ÖNORM EN ISO 25424

This document specifies requirements for the development, validation and routine control of a low temperature steam and formaldehyde (LTSF) sterilization process for medical devices using a mixture of low temperature steam and formaldehyde as sterilizing agent and which operates below ambient pressure. This document is intended to be applied by process developers, manufacturers of sterilization equipment, manufacturers of medical devices to be sterilized and the organizations with responsibility for sterilizing medical devices (see ISO 14937:2009, Table E.1). This document does not specify requirements for the development, validation and routine control of a process for inactivating the causative agents of spongiform encephalopathies such as scrapie, bovine spongiform encephalopathy and Creutzfeldt-Jakob disease. Specific recommendations have been produced in particular countries for the processing of materials potentially contaminated with these agents.
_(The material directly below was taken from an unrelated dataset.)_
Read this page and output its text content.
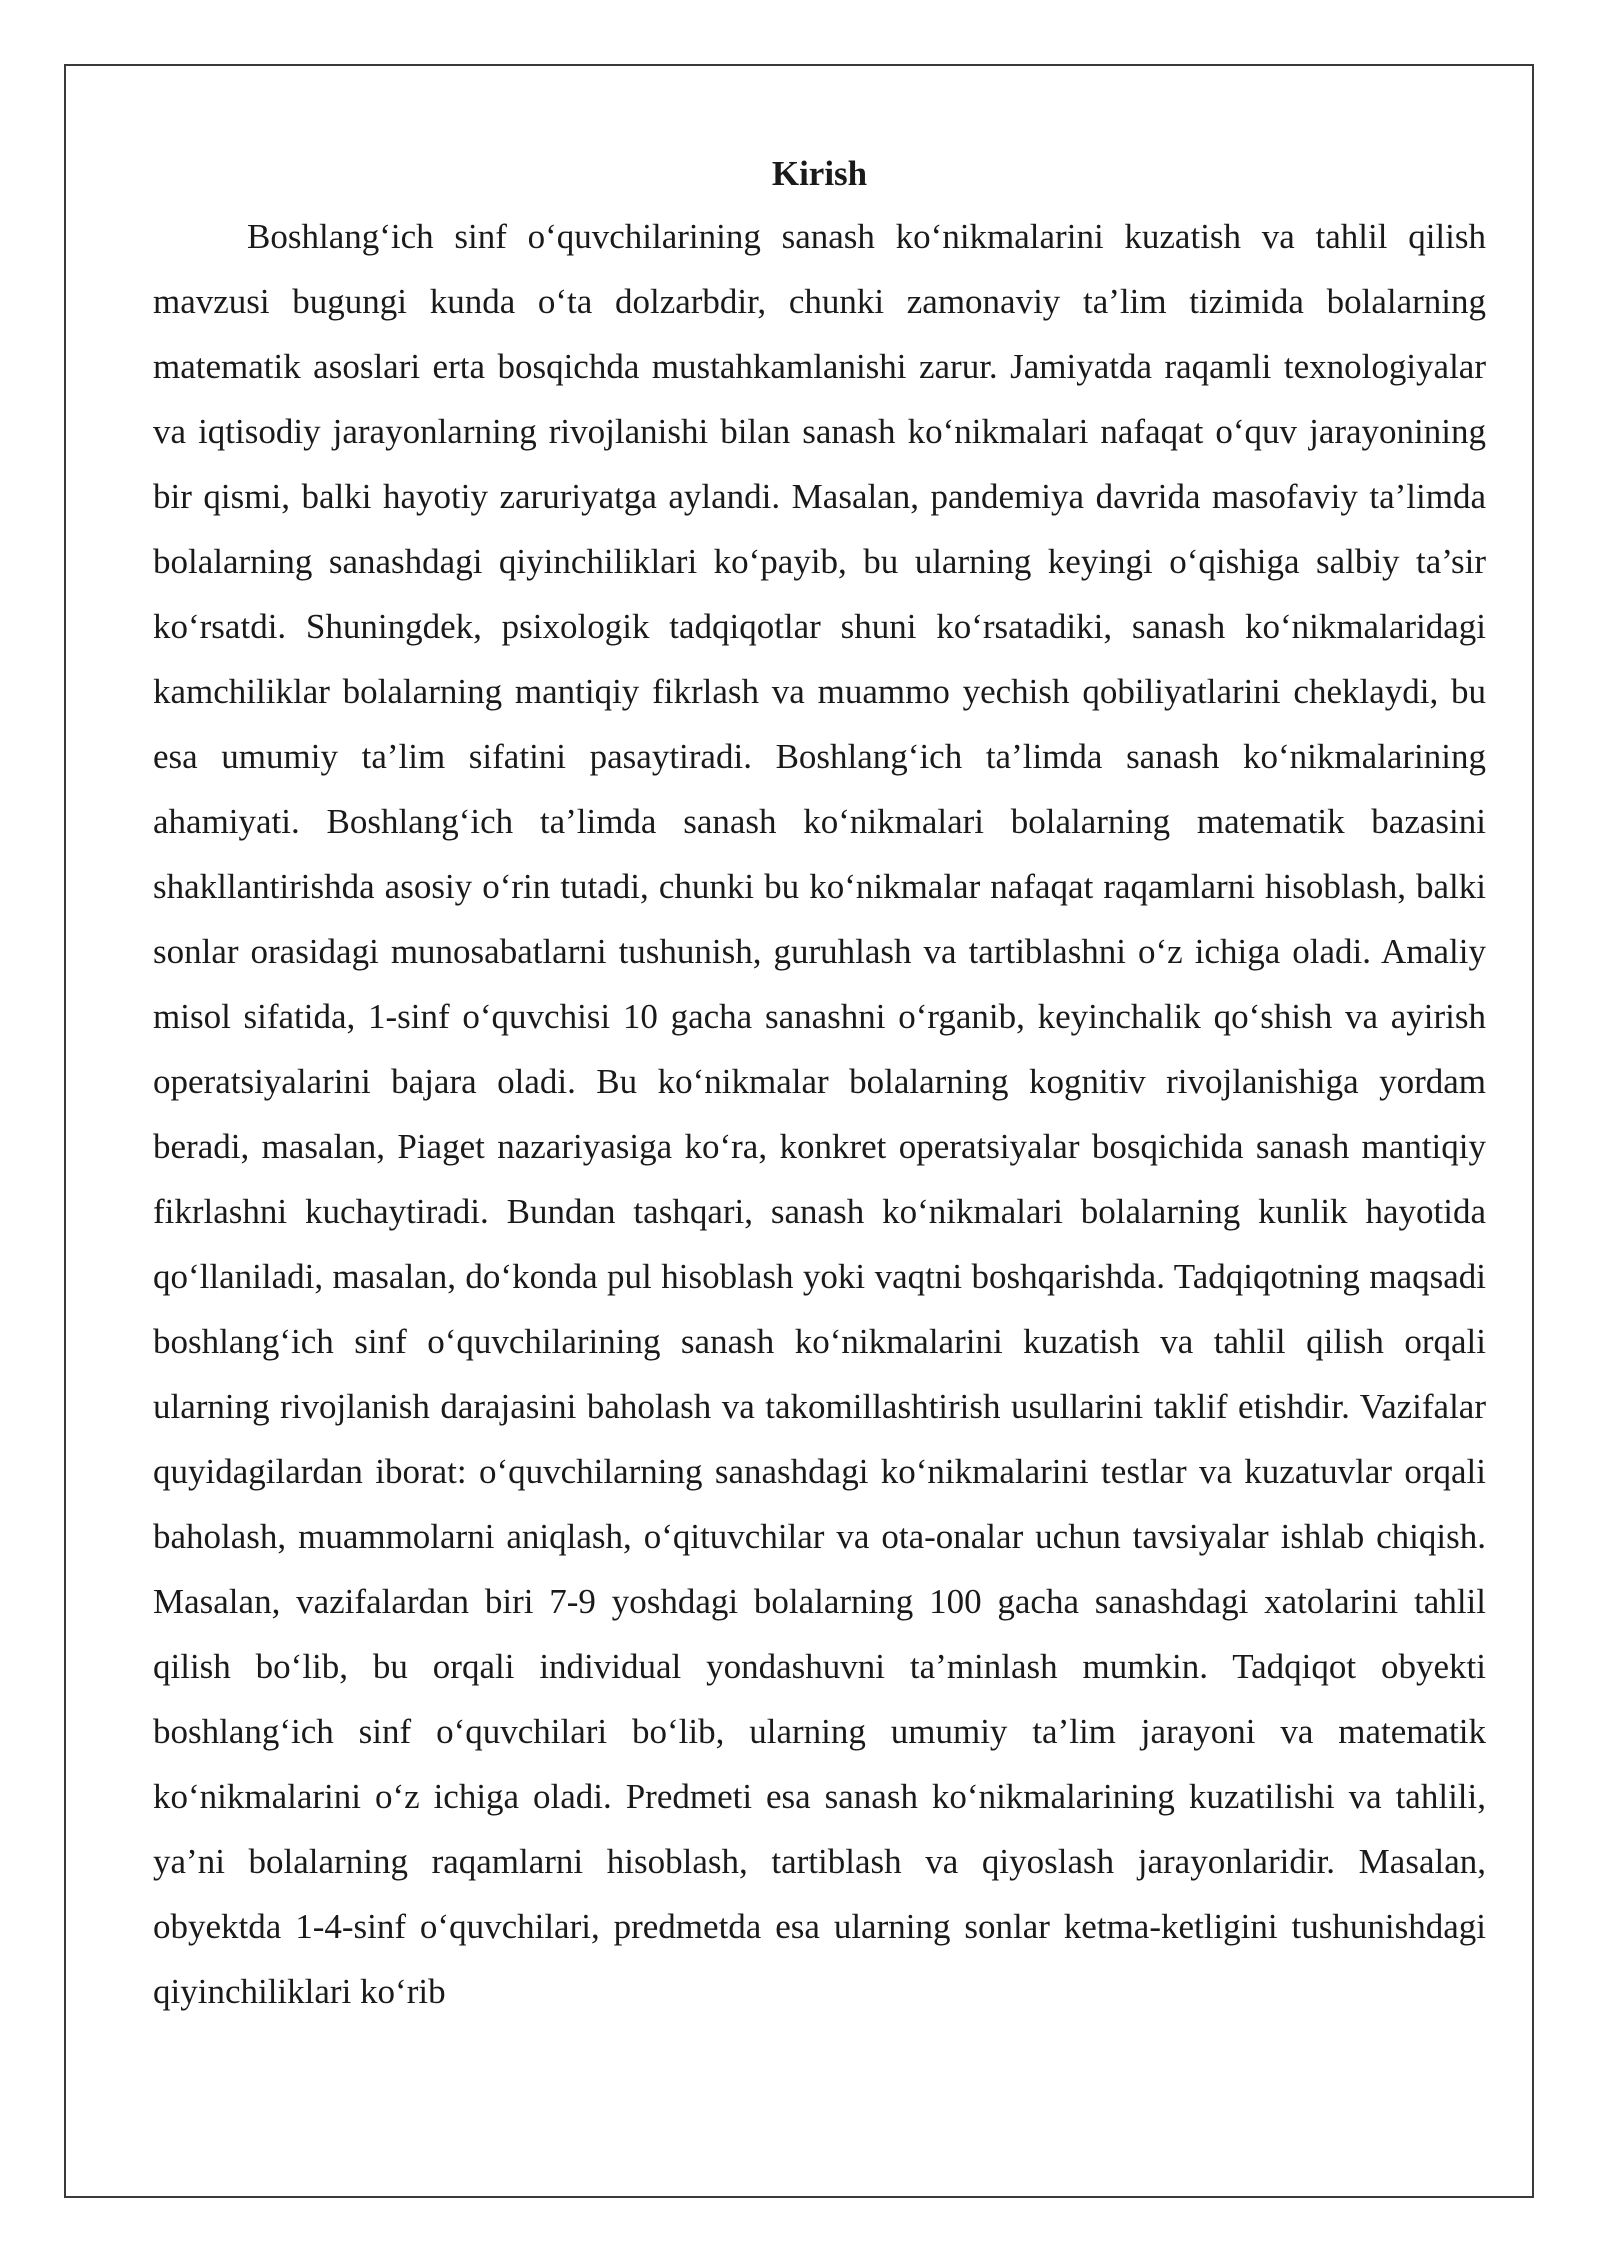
Kirish

Boshlang‘ich sinf o‘quvchilarining sanash ko‘nikmalarini kuzatish va tahlil qilish mavzusi bugungi kunda o‘ta dolzarbdir, chunki zamonaviy ta’lim tizimida bolalarning matematik asoslari erta bosqichda mustahkamlanishi zarur. Jamiyatda raqamli texnologiyalar va iqtisodiy jarayonlarning rivojlanishi bilan sanash ko‘nikmalari nafaqat o‘quv jarayonining bir qismi, balki hayotiy zaruriyatga aylandi. Masalan, pandemiya davrida masofaviy ta’limda bolalarning sanashdagi qiyinchiliklari ko‘payib, bu ularning keyingi o‘qishiga salbiy ta’sir ko‘rsatdi. Shuningdek, psixologik tadqiqotlar shuni ko‘rsatadiki, sanash ko‘nikmalaridagi kamchiliklar bolalarning mantiqiy fikrlash va muammo yechish qobiliyatlarini cheklaydi, bu esa umumiy ta’lim sifatini pasaytiradi. Boshlang‘ich ta’limda sanash ko‘nikmalarining ahamiyati. Boshlang‘ich ta’limda sanash ko‘nikmalari bolalarning matematik bazasini shakllantirishda asosiy o‘rin tutadi, chunki bu ko‘nikmalar nafaqat raqamlarni hisoblash, balki sonlar orasidagi munosabatlarni tushunish, guruhlash va tartiblashni o‘z ichiga oladi. Amaliy misol sifatida, 1-sinf o‘quvchisi 10 gacha sanashni o‘rganib, keyinchalik qo‘shish va ayirish operatsiyalarini bajara oladi. Bu ko‘nikmalar bolalarning kognitiv rivojlanishiga yordam beradi, masalan, Piaget nazariyasiga ko‘ra, konkret operatsiyalar bosqichida sanash mantiqiy fikrlashni kuchaytiradi. Bundan tashqari, sanash ko‘nikmalari bolalarning kunlik hayotida qo‘llaniladi, masalan, do‘konda pul hisoblash yoki vaqtni boshqarishda. Tadqiqotning maqsadi boshlang‘ich sinf o‘quvchilarining sanash ko‘nikmalarini kuzatish va tahlil qilish orqali ularning rivojlanish darajasini baholash va takomillashtirish usullarini taklif etishdir. Vazifalar quyidagilardan iborat: o‘quvchilarning sanashdagi ko‘nikmalarini testlar va kuzatuvlar orqali baholash, muammolarni aniqlash, o‘qituvchilar va ota-onalar uchun tavsiyalar ishlab chiqish. Masalan, vazifalardan biri 7-9 yoshdagi bolalarning 100 gacha sanashdagi xatolarini tahlil qilish bo‘lib, bu orqali individual yondashuvni ta’minlash mumkin. Tadqiqot obyekti boshlang‘ich sinf o‘quvchilari bo‘lib, ularning umumiy ta’lim jarayoni va matematik ko‘nikmalarini o‘z ichiga oladi. Predmeti esa sanash ko‘nikmalarining kuzatilishi va tahlili, ya’ni bolalarning raqamlarni hisoblash, tartiblash va qiyoslash jarayonlaridir. Masalan, obyektda 1-4-sinf o‘quvchilari, predmetda esa ularning sonlar ketma-ketligini tushunishdagi qiyinchiliklari ko‘rib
This document does not specify requirements for designating a medical device as “STERILE”. Such requirements are given in EN 556-1. This document does not specify a quality management system for the control of all stages of production of medical devices. This document does not specify requirements for occupational safety associated with the design and operation of LTSF sterilization facilities. This document does not cover analytical methods for determining levels or residues of formaldehyde and/or its reaction products. This document does not cover preparatory measures that might be necessary before sterilization such as cleaning, disinfection and packing.